Not a day goes by now where AI isn’t featured somewhere in the media. More often than not because of the expectation that adopting the new and future generations of artificial intelligence will make certain jobs that people currently do redundant, and that this technology takeover of usually basic, repetitive or uncreative tasks will be an accelerating trend.
Technical development and the removal of jobs that required people to complete them isn’t a new phenomenon in any way. The reality that we face is ever since the march or industrialisation began, the use of tools, machines and now software have been used by increasing numbers of businesses to reduce the number of people that they employ.
The process of industrial and now technical development is presented to us all within a narrative that maintains progress is one directional. That the reduction in the number of jobs available for growing numbers of people that need them is an inevitable and equally unavoidable part of a process that keeps improving our quality of life.
Yet the question that nobody ever seems to ask is ‘Whose life is being improved by the reduction in the number of jobs and the specialisation that goes with it?’
The people whose lives are enriched by any process that means they can employ fewer people to produce the amounts of products, teach the same figures or potentially even more, are those who stand to make more money quickly or even over the long term, no matter how much they might initially have to invest.
Just because we can do something doesn’t mean that we have to.
The trap we have all fallen into and the myth that we have been led to believe, is that the reduction of the number of people in jobs, as a direct result of technological advancement, is both necessary and good for mankind.
This isn’t true today. It never has been.
Making people redundant for no other purpose than saving and therefore making more money is inhuman. It is a lack of morality and care for other people of the very worst kind.
What is worse, it is the same technology taking away jobs, being pushed at us at the same time in the form of our mobile phones and all the tech and software that we use, that is also providing an open goal to deprogram our understanding and ability to function independently of the people who stand to be able to control the future flow of money from us.
This so-called technological advancement is slavery or little better than farming with the animals replaced by humans. It will be the harvest of money from a controlled or captive audience as the intention or root cause of what takes over our lives next.
Working in jobs that pay enough for each and every one of us to be self-sustaining or fully independent is what genuine freedom looks like.
People are happy and at peace with themselves when they know they will always be able to self-resource. And if the lowest paid jobs provided a salary that meant people could function independently of benefits, charity or debt, people you could never imagine doing so would be happy caring for others, stacking shelves or picking fruit.

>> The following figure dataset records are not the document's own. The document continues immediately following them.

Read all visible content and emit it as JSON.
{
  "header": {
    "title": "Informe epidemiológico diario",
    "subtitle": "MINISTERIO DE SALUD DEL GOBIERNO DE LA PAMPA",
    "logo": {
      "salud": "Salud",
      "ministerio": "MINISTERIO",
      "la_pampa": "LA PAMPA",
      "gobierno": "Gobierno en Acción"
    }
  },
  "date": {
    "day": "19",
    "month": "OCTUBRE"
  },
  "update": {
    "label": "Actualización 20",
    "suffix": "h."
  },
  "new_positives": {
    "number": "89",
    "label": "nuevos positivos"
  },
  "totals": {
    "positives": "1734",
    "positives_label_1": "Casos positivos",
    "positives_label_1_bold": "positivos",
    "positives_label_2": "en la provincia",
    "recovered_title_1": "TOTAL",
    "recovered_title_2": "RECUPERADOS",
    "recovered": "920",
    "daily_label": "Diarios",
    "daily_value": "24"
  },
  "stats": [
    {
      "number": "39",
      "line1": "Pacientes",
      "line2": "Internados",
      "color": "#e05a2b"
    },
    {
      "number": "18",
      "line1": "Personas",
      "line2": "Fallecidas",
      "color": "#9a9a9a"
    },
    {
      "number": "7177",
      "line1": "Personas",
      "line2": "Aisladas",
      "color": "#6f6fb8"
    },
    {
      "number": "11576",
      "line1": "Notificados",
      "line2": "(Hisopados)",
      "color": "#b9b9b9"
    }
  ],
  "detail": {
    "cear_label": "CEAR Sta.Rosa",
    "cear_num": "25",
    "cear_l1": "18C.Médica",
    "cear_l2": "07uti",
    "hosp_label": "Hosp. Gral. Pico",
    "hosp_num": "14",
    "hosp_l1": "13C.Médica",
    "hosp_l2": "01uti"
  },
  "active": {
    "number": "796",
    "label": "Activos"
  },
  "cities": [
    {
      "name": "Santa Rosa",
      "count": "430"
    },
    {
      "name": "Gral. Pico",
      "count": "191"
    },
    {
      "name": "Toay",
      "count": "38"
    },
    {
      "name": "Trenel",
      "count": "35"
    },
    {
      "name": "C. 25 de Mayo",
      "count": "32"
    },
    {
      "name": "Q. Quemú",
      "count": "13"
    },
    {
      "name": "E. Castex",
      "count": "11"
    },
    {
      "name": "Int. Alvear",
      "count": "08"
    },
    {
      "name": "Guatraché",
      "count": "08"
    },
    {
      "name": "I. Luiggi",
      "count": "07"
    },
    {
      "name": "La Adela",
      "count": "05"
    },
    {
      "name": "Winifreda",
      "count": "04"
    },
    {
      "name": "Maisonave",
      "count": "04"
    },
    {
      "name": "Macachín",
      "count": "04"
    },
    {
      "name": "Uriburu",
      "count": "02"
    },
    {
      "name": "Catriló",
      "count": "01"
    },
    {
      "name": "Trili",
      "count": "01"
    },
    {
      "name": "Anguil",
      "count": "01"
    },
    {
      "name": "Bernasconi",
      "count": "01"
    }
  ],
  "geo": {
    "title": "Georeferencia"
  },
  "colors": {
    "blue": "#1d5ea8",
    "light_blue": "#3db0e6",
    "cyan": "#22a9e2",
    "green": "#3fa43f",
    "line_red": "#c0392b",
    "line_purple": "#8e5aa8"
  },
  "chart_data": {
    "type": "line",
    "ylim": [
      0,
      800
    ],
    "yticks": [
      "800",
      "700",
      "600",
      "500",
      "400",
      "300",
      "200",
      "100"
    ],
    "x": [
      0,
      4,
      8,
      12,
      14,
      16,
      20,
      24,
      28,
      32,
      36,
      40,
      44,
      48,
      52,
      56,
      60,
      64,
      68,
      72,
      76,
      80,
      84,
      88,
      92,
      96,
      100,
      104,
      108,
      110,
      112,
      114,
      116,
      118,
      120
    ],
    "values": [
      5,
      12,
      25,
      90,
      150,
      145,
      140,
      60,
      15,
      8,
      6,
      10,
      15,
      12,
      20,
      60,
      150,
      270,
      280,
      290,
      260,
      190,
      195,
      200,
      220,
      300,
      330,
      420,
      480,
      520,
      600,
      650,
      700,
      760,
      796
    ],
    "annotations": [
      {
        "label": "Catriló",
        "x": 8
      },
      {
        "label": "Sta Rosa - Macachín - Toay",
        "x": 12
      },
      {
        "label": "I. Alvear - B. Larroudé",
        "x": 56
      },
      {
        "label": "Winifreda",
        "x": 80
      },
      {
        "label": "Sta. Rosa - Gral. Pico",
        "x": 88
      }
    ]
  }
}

As a society and community, we have an obligation to achieve this genuine form of freedom for everyone to enjoy as the basis of a good, healthy and equality-based life, where everyone is valued in exactly the same way.
What we don’t have, as individuals, is the right to make and to continue to make profits that take the possibility of other people doing this for themselves, further and further out of sight.
Tech should certainly be used to improve everything that it can. But it should never be used to put people out of work when the jobs they do provide a function that at the level of the individual and as part of the bigger picture will almost always deliver results and an experience that can never be delivered or experienced again, once it has been taken out of human hands.